As more Hawaii businesses reopen, there is less cash being exchanged as consumers and retailers find ways to remain “contactless” amid the coronavirus pandemic.
The precarious situation is helping to “perpetuate the need to go cashless,” said Mike Hamasu, director of research and consulting at Colliers International, adding that consumers already were moving primarily toward electronic payments due to security and convenience.
“It just accelerated some of the retail trends because of the current environment. It’s not like the retailers are saying they’re only taking credit cards for these goods, but I guess it’s less efficient for them,” he said. “It’s probably less sanitary in this environment. If as an employee I am touching stuff that other people have touched in the past, it probably increases my likelihood of exposure.”
The Centers for Disease Control and Prevention advises retailers to “encourage customers to use touchless payment options” and “minimize handling cash,” as well as credit and reward cards and mobile devices.
Tanna Dang, owner of Honolulu boutique Eden in Love, recently installed new credit card machines so cashiers don’t have to handle any credit cards, making the transaction entirely contactless.
“As a small business, we wanted to make paying by credit card even safer with no contact at checkout,” she said. “We’re hoping these small changes will give our customers more confidence when shopping in-store once again.”
An employee at H Mart Kakaako, which had a soft opening on May 28, said the business encourages credit card transactions, though it is ultimately up to the customer.

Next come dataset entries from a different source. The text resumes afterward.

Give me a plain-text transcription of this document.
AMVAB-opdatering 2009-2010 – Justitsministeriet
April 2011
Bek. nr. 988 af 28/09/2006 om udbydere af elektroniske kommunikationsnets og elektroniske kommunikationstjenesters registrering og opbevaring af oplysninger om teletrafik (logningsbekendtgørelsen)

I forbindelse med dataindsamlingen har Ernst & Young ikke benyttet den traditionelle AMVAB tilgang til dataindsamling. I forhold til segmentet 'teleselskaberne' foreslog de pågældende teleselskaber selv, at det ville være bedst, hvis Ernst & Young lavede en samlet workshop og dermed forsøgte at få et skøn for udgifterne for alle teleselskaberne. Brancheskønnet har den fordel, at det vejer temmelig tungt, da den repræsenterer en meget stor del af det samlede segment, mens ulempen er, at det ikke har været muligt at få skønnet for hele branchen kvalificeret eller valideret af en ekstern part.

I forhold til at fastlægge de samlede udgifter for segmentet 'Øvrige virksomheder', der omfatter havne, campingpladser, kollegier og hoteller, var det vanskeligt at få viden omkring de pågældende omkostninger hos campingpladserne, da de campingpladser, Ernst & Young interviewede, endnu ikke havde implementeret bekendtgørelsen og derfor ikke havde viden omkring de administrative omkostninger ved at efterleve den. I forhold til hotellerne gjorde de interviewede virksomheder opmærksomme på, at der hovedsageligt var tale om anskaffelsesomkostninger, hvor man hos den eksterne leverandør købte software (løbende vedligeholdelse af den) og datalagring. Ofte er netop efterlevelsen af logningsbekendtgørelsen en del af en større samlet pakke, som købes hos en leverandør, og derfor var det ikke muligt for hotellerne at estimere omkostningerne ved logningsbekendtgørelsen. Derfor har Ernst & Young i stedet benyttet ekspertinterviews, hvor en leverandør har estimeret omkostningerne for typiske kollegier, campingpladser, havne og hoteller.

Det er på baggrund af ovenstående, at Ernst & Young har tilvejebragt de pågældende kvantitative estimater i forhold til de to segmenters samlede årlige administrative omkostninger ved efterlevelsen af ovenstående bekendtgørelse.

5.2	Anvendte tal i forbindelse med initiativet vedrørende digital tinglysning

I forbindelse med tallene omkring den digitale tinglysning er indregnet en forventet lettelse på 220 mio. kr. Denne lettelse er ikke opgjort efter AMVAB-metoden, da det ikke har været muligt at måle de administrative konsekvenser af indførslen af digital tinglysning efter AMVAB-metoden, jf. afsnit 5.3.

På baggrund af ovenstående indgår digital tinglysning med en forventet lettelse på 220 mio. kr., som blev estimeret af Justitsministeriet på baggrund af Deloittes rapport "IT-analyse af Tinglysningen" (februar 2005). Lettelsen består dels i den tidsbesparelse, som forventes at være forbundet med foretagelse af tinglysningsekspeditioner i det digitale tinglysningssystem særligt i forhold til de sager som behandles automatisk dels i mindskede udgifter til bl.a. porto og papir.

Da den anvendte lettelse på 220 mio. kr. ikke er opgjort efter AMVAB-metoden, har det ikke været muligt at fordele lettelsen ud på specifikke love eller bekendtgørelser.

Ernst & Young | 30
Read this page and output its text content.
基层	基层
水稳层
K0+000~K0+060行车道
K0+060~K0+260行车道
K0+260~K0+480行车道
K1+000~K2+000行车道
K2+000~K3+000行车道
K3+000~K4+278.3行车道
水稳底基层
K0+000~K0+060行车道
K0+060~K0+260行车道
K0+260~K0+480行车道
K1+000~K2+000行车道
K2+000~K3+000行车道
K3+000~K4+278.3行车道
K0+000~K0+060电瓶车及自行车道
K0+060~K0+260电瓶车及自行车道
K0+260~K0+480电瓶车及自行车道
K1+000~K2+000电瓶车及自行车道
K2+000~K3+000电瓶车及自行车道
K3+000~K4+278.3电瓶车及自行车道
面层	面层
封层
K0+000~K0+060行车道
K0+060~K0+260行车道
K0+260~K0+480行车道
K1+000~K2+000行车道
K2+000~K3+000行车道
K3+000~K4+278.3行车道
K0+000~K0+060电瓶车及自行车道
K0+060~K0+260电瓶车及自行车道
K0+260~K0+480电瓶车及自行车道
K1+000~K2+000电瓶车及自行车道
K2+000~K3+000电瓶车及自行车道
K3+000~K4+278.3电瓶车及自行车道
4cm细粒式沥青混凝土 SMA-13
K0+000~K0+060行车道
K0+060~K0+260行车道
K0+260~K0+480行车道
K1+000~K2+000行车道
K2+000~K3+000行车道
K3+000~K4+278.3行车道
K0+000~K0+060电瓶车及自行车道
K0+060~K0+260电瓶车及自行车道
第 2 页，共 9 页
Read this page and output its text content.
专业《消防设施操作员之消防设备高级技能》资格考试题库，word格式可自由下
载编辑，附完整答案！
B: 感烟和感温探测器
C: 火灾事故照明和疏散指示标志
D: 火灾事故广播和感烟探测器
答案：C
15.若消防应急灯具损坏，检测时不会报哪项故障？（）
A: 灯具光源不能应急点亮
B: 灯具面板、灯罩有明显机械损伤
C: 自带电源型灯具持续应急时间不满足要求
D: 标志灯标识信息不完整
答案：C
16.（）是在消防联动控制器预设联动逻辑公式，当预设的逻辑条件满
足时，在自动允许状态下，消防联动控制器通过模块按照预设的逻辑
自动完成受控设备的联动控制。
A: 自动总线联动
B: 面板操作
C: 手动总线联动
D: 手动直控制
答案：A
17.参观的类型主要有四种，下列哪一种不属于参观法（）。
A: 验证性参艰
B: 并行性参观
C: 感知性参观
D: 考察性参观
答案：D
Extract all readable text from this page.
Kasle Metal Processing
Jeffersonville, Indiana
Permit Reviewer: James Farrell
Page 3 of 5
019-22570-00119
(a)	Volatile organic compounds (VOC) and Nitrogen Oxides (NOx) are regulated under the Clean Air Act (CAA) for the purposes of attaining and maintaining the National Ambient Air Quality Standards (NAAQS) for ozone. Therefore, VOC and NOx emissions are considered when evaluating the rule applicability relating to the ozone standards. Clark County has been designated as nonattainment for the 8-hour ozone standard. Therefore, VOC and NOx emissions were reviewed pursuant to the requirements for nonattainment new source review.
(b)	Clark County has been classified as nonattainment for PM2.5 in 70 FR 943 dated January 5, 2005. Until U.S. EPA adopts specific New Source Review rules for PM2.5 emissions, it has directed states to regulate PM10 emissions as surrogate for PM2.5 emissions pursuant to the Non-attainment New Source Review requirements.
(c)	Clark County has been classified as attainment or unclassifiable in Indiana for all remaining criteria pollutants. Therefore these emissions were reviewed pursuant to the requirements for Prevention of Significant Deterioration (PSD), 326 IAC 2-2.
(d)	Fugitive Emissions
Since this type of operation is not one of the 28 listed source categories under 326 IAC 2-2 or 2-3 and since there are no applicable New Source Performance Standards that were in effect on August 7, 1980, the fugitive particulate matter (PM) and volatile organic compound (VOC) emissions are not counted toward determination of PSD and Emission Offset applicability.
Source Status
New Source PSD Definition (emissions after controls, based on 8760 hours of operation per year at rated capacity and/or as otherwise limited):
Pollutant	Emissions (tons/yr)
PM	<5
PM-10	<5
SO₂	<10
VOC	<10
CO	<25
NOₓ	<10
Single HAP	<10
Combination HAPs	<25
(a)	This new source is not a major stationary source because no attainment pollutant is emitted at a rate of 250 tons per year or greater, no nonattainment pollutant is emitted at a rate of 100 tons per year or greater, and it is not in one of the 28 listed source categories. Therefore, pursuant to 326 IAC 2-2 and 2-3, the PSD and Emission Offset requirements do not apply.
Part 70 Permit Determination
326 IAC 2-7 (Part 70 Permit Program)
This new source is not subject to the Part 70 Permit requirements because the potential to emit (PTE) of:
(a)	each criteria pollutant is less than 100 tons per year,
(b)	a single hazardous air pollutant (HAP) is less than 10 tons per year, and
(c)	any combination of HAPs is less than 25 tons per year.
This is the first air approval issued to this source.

“But in order to protect ourselves and customers we do wear safety gloves at the registers. Our employees are made to wear masks and we have hand sanitizer available for employees and equipment to provide hand sanitizer to customers as well,” said the employee who asked not to be identified because he wasn’t authorized to speak to the media. “Of course there’s less touching when it comes to card transactions in my opinion. We’re just trying to do the best we can in order to keep everyone safe.”
Businesses are also restricting the number of customers coming into the store at the same time so they can maintain safe distances.
A worker at Whole Foods Market at Kahala Mall who asked to remain anonymous said the store has only two registers for customers paying with cash. The rest are for credit card transactions.
“They only put cash at two registers to limit the spread of dirty money,” he said. “You hear about that across the country about money. People don’t want to touch money. I haven’t heard any feedback or anything bad about it. Most people pay with card anyways. Some people will say that’s a smart move. Most of the measures like that people thank us for it.”
There is also a ban on bringing reusable bags into the store, he said. Customers must bag their groceries outside to limit contact.
Hawaii’s tally of coronavirus cases was unchanged Wednesday at 653. Health officials reported one new case of a visitor who traveled to Oahu and became ill while in self-quarantine. However, they also removed one Maui case from the statewide total after retesting results were negative.
There were 24 active infections in Hawaii and a total of 612 patients now classified as “released from isolation” since the start of the outbreak — more than 94% of those infected. The state’s coronavirus death toll remains unchanged at 17. Of the more than 50,638 coronavirus tests conducted by state and clinical laboratories in Hawaii, just 1.3% have been positive.